Comment avez-vous rencontré Simone Veil ?
Marceline Loridan-Ivens : Nous étions dans le même convoi en route pour Birkenau. J’avais 15 ans, elle en avait 16. On s’est retrouvées dans le même bloc. Le matricule gravé sur mon avant-bras est 78750, le sien était 78651.
Dans le baraquement nous étions face à face l’une de l’autre. Elle était au deuxième étage, moi au troisième. J’étais seule, elle était avec sa mère et sa sœur et nous ne comprenions pas où nous nous trouvions. Nous étions des enfants. On nous obligeait à nous mettre nues et c’était insupportable.
Un jour pour échapper aux corvées humiliantes, on s’est planquées sous les paillasses, recouvertes d’une couverture. Personne ne nous a trouvées et on a échappé aux corvées. Nous étions complices.
Je me souviens aussi m’être approchée avec elle d’une baraque où l’on entendait parler français. C’était des communistes françaises. Elles nous ont chassées en nous traitant de « sales juives ».

Comment deux jeunes filles peuvent survivre dans cet enfer ?
Nous savions que tôt ou tard nous serions assassinées.

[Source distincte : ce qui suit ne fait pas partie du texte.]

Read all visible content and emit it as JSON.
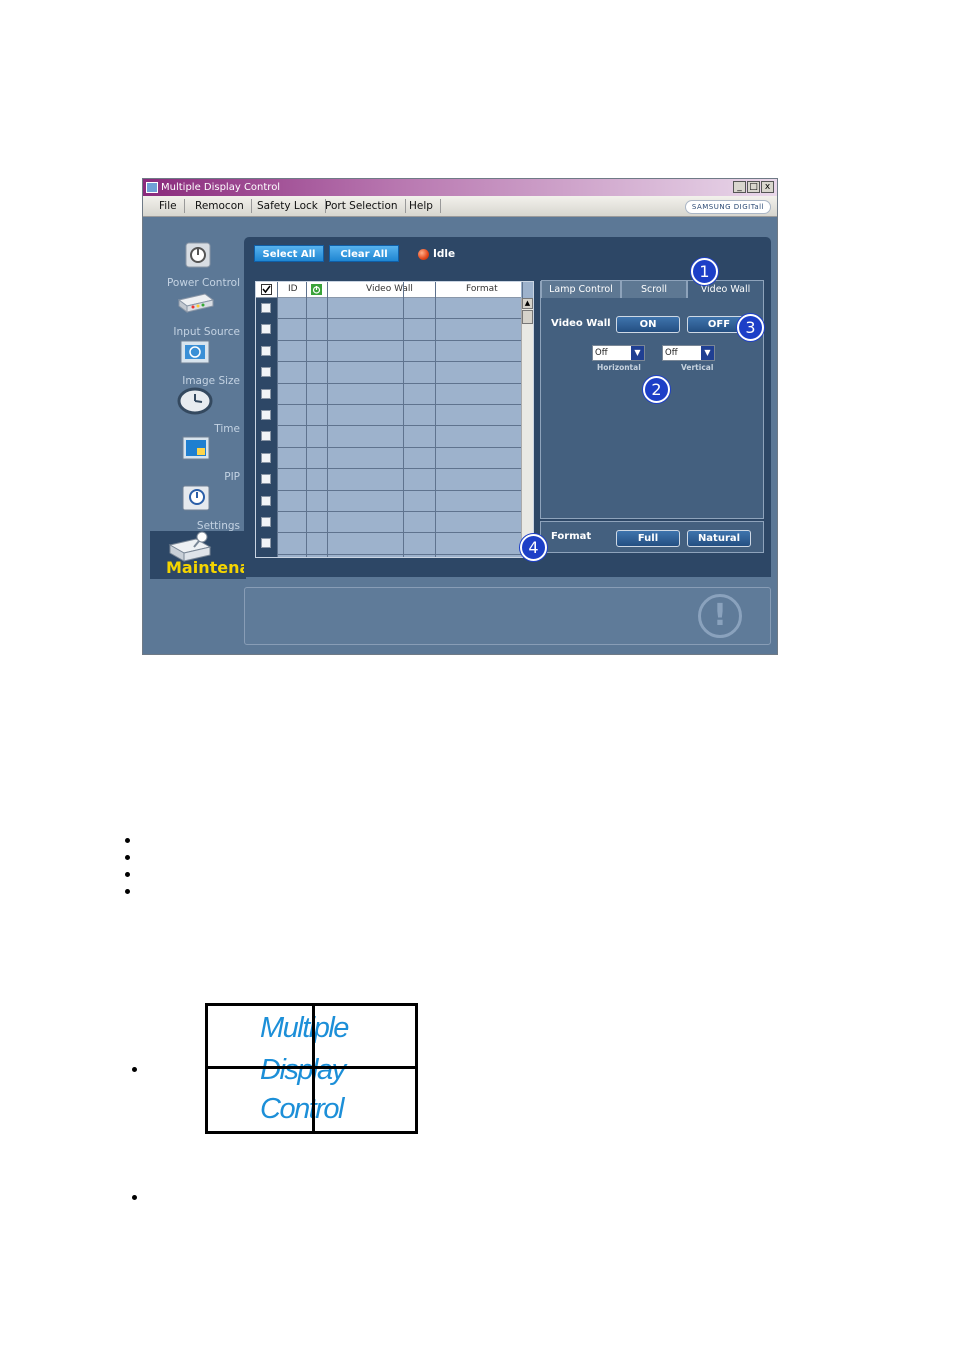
{
  "window": {
    "title": "Multiple Display Control",
    "controls": [
      "_",
      "□",
      "x"
    ],
    "brand": "SAMSUNG DIGITall"
  },
  "menu": [
    "File",
    "Remocon",
    "Safety Lock",
    "Port Selection",
    "Help"
  ],
  "nav": [
    {
      "label": "Power Control",
      "icon": "power-control-icon"
    },
    {
      "label": "Input Source",
      "icon": "input-source-icon"
    },
    {
      "label": "Image Size",
      "icon": "image-size-icon"
    },
    {
      "label": "Time",
      "icon": "clock-icon"
    },
    {
      "label": "PIP",
      "icon": "pip-icon"
    },
    {
      "label": "Settings",
      "icon": "settings-icon"
    },
    {
      "label": "Maintenance",
      "icon": "maintenance-icon"
    }
  ],
  "toolbar": {
    "select_all": "Select All",
    "clear_all": "Clear All",
    "status": "Idle"
  },
  "table": {
    "columns": [
      "ID",
      "Video Wall",
      "Format"
    ],
    "row_count": 12
  },
  "tabs": [
    "Lamp Control",
    "Scroll",
    "Video Wall"
  ],
  "video_wall": {
    "label": "Video Wall",
    "on": "ON",
    "off": "OFF",
    "horizontal": {
      "value": "Off",
      "label": "Horizontal"
    },
    "vertical": {
      "value": "Off",
      "label": "Vertical"
    }
  },
  "format": {
    "label": "Format",
    "full": "Full",
    "natural": "Natural"
  },
  "callouts": [
    "1",
    "2",
    "3",
    "4"
  ],
  "illustration": {
    "lines": [
      "Multiple",
      "Display",
      "Control"
    ]
  },
  "colors": {
    "accent": "#1f86d2",
    "panel": "#2d4766",
    "callout": "#1d3fc7",
    "wall_text": "#1c8fd8"
  }
}
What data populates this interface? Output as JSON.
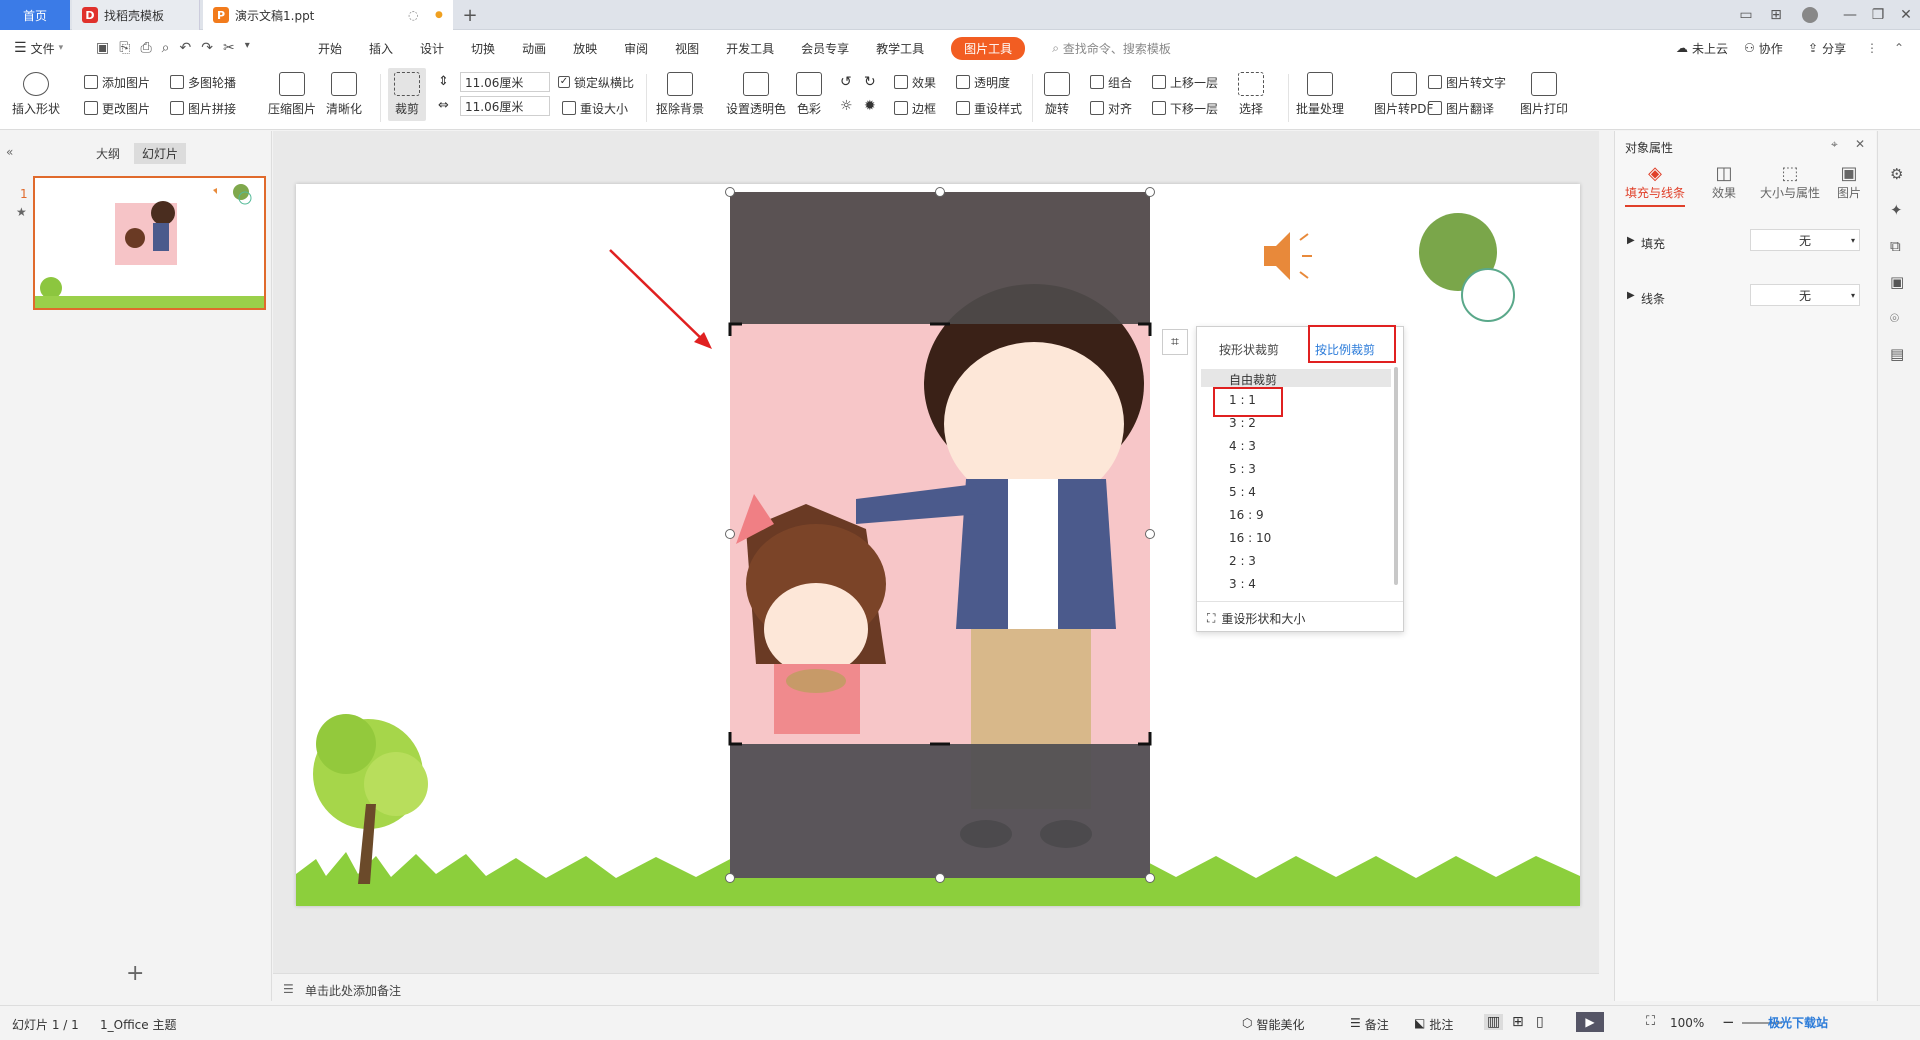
{
  "tabs": {
    "home": "首页",
    "templates": "找稻壳模板",
    "document": "演示文稿1.ppt"
  },
  "menu": {
    "file": "文件",
    "items": [
      "开始",
      "插入",
      "设计",
      "切换",
      "动画",
      "放映",
      "审阅",
      "视图",
      "开发工具",
      "会员专享",
      "教学工具"
    ],
    "active": "图片工具",
    "search": "查找命令、搜索模板",
    "cloud": "未上云",
    "collab": "协作",
    "share": "分享"
  },
  "ribbon": {
    "insert_shape": "插入形状",
    "add_picture": "添加图片",
    "change_picture": "更改图片",
    "multi_carousel": "多图轮播",
    "picture_splice": "图片拼接",
    "compress": "压缩图片",
    "clarify": "清晰化",
    "crop": "裁剪",
    "height_value": "11.06厘米",
    "width_value": "11.06厘米",
    "lock_ratio": "锁定纵横比",
    "reset_size": "重设大小",
    "remove_bg": "抠除背景",
    "set_transparent": "设置透明色",
    "color": "色彩",
    "effect": "效果",
    "transparency": "透明度",
    "border": "边框",
    "reset_style": "重设样式",
    "rotate": "旋转",
    "group": "组合",
    "align": "对齐",
    "bring_forward": "上移一层",
    "send_backward": "下移一层",
    "select": "选择",
    "batch": "批量处理",
    "to_pdf": "图片转PDF",
    "to_text": "图片转文字",
    "translate": "图片翻译",
    "print": "图片打印"
  },
  "leftpane": {
    "outline_tab": "大纲",
    "slides_tab": "幻灯片",
    "slide_number": "1"
  },
  "crop_menu": {
    "tab_shape": "按形状裁剪",
    "tab_ratio": "按比例裁剪",
    "free": "自由裁剪",
    "ratios": [
      "1 : 1",
      "3 : 2",
      "4 : 3",
      "5 : 3",
      "5 : 4",
      "16 : 9",
      "16 : 10",
      "2 : 3",
      "3 : 4"
    ],
    "reset": "重设形状和大小"
  },
  "rightpane": {
    "title": "对象属性",
    "tabs": [
      "填充与线条",
      "效果",
      "大小与属性",
      "图片"
    ],
    "fill_label": "填充",
    "fill_value": "无",
    "line_label": "线条",
    "line_value": "无"
  },
  "notes": {
    "placeholder": "单击此处添加备注"
  },
  "status": {
    "slide_info": "幻灯片 1 / 1",
    "theme": "1_Office 主题",
    "beautify": "智能美化",
    "notes": "备注",
    "comments": "批注",
    "zoom": "100%"
  },
  "watermark": "极光下载站",
  "colors": {
    "accent": "#f25d22",
    "home_tab": "#3b7be7",
    "highlight": "#e02020",
    "link_blue": "#2b7bd9"
  }
}
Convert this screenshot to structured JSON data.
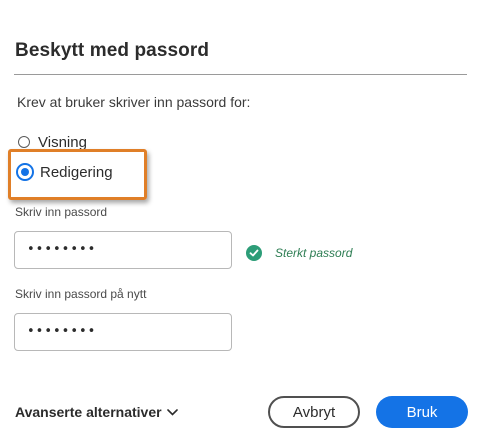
{
  "dialog": {
    "title": "Beskytt med passord",
    "prompt": "Krev at bruker skriver inn passord for:",
    "options": [
      {
        "label": "Visning",
        "selected": false
      },
      {
        "label": "Redigering",
        "selected": true
      }
    ],
    "password_label": "Skriv inn passord",
    "password_value": "••••••••",
    "strength_text": "Sterkt passord",
    "confirm_label": "Skriv inn passord på nytt",
    "confirm_value": "••••••••",
    "advanced_label": "Avanserte alternativer",
    "cancel_label": "Avbryt",
    "apply_label": "Bruk"
  },
  "colors": {
    "accent": "#1473e6",
    "highlight": "#e07f28",
    "success": "#2d9d78"
  },
  "icons": [
    "check-circle-icon",
    "chevron-down-icon"
  ]
}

Mais il y avait toujours la trace de l’insouciance de la jeunesse. On chantait. On fredonnait surtout une chanson d’Édith Piaf, interdite aujourd’hui, « Le grand voyage du pauvre nègre ». Il fallait tenir.
Nous avons tenu puis nous avons été séparées. J’ai été envoyée dans le camp de Theresienstadt. Une kapo [prisonnière juive chargée de surveiller les autres détenues, ndlr] a dit à Simone qu’elle était trop belle pour mourir.
Simone a été transférée avec sa mère et sa sœur à Bergen-Belsen. Je l’ai perdue de vue pendant longtemps. Nous nous sommes retrouvées, par hasard, dans la rue à Paris, en 1956. Je vois une jeune femme avec une poussette et c’était Simone. On s’est reconnues tout de suite.
Je ne l’ai pas revue tout de suite après, mais nous nous sommes rencontrées à nouveau deux ou trois ans plus tard toujours à Paris. Depuis lors, on se voyait régulièrement. Je n’ai jamais cessé de la voir. Nous parlions beaucoup des camps, pas de politique. C’était comme une sœur. Je l’aimais.

Avec la disparition de Simone Veil disparaît une voix essentielle du combat pour sauvegarder la mémoire de la Shoah. Comment le ressentez-vous ?
C’est la fin d’une époque. Quand nous sommes revenues des camps nous ne voulions pas nous taire mais les gens ne voulaient pas entendre ce que nous avions à dire.
Comme Simone je me suis beaucoup occupée de transmettre cette mémoire. Mais aujourd’hui, j’observe cela avec beaucoup de désespoir.
Je constate que beaucoup de gens sont maintenant hostiles à ce qu’on rappelle ce qui s’est passé. L’enseignement de la Shoah à l’école est devenu difficile. Ça me fait peur. Je trouve que la vérité n’a jamais été dite.
Je suis en colère contre la pensée correcte. Moi, je n’ai pas de pensée correcte et Simone Veil non plus n’avait pas de pensée correcte. Quand je parle je n’ai pas peur de dire que le grand mufti de Jérusalem [président du Conseil suprême musulman dans les années 1930, ndlr] était hitlérien. Il faut dire les choses. Je n’ai pas peur de les dire.